YOUR RIGHTS REGARDING HEALTH INFORMATION ABOUT YOU
The medical record that we create about you is the property of CHS. You have the following rights, however, regarding health information we maintain about you.
- Right to Inspect and Copy. With certain exceptions, you have the right to inspect and/or receive a copy of your health information. To inspect and/or receive a copy of your heath information, you must submit your request in writing to the Director of Medical Records whose name appears at the end of this Notice. If you request a copy of the information, we may charge a fee. We may deny your request to inspect and/or to receive a copy in certain limited circumstances. If you are denied access to your health information, we will explain the reason(s) to you. In most cases you may have the denial reviewed. Another licensed health care professional chosen by us will review your request and the denial. The person conducting the review will not be the person who first denied your request. We will comply with the outcome of the review.
- Right to Request an Amendment or Addendum. You have the right to request that we amend your health information, if you believe that the health information we have about you is incorrect or incomplete. Your request must be in writing, and it must explain why the information should be amended. We may deny your request under certain circumstances.
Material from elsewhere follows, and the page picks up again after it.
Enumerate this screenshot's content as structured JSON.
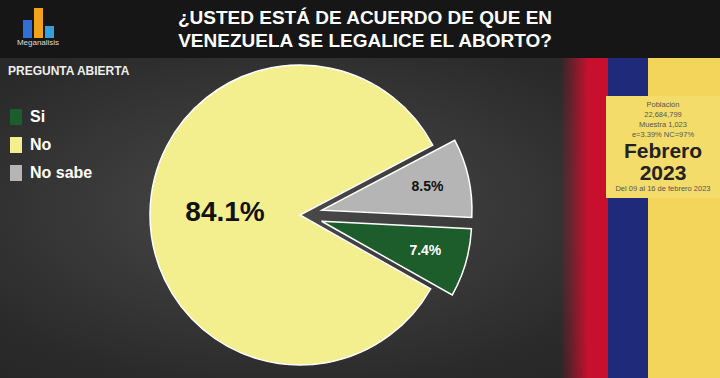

- Right to an Accounting of Disclosures. You have the right to receive a list of instances in which we or our business associates disclosed your health information for purposes other than treatment, payment, healthcare operations and the other reasons listed above, for the past six (6) years (but not before April 14, 2003). If you request this accounting more than once in a 12-month period, we may charge you a fee for responding to these additional requests.
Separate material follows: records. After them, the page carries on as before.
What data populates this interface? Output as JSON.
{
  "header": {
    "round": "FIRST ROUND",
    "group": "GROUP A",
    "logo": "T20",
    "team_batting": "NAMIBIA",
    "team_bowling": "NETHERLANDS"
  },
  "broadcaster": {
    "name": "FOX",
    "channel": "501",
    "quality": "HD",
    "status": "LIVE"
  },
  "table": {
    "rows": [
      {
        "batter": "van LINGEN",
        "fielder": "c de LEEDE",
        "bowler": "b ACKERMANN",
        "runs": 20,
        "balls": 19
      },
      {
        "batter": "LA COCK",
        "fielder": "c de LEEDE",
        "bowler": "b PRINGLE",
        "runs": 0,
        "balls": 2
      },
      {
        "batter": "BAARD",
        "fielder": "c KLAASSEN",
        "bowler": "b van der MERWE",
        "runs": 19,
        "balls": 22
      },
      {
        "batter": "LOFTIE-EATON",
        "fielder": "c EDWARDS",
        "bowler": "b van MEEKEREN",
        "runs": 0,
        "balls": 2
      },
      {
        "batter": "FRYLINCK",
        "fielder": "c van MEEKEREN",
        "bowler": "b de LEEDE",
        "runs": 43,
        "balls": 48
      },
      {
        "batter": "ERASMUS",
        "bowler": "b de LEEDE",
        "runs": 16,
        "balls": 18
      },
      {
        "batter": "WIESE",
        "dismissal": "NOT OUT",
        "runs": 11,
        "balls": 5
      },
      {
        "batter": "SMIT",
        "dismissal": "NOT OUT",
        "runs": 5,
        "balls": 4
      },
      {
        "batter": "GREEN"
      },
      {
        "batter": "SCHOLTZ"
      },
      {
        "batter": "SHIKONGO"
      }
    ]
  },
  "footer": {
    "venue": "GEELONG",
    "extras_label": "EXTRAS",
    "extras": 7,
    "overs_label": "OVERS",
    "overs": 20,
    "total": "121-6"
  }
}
- Right to Request Restrictions. You have the right to request that we restrict or limit some of our uses and disclosures of your health information. We are not required to agree to these restrictions, but if we agree, we will abide by our agreement.
- Right to Request Confidential Communications. You have the right to request that we communicate with you about medical matters in a certain way or at a certain location. For example, you can ask that we contact you only at work or by mail. Your request must be in writing, and must specify the alternative means or location, and provide satisfactory explanation of how payments will be handled under the alternative means or location you request.
- Right to a Paper Copy of This Notice. If you received this Notice on our website or by electronic mail (e-mail), you are entitled to receive this Notice in written form. To obtain a paper copy of this Notice, use the contact information at the end of this Notice.
COMPLAINTS AND FURTHER INFORMATION
If you believe your privacy rights have been violated, you may file a complaint with CHS or with the Secretary of the United States Department of Health and Human Services. To file a complaint with CHS, or to receive further information on our privacy practices or the content of this Notice, contact: Chief Privacy Officer; Cooper Health System; One Cooper Plaza, Camden, NJ 08103-1489. You will not be penalized for filing a complaint. All complaints to CHS must be in writing.
OTHER USES OF HEALTH INFORMATION
Other uses and disclosures of your health information not covered by this Notice or the laws that apply to us will be made only with your written permission. If you provide us with permission to use or disclose health information about you, you may revoke that permission, in writing, under certain circumstances. If you revoke your permission, we are unable to take back any disclosures we have already made with your permission.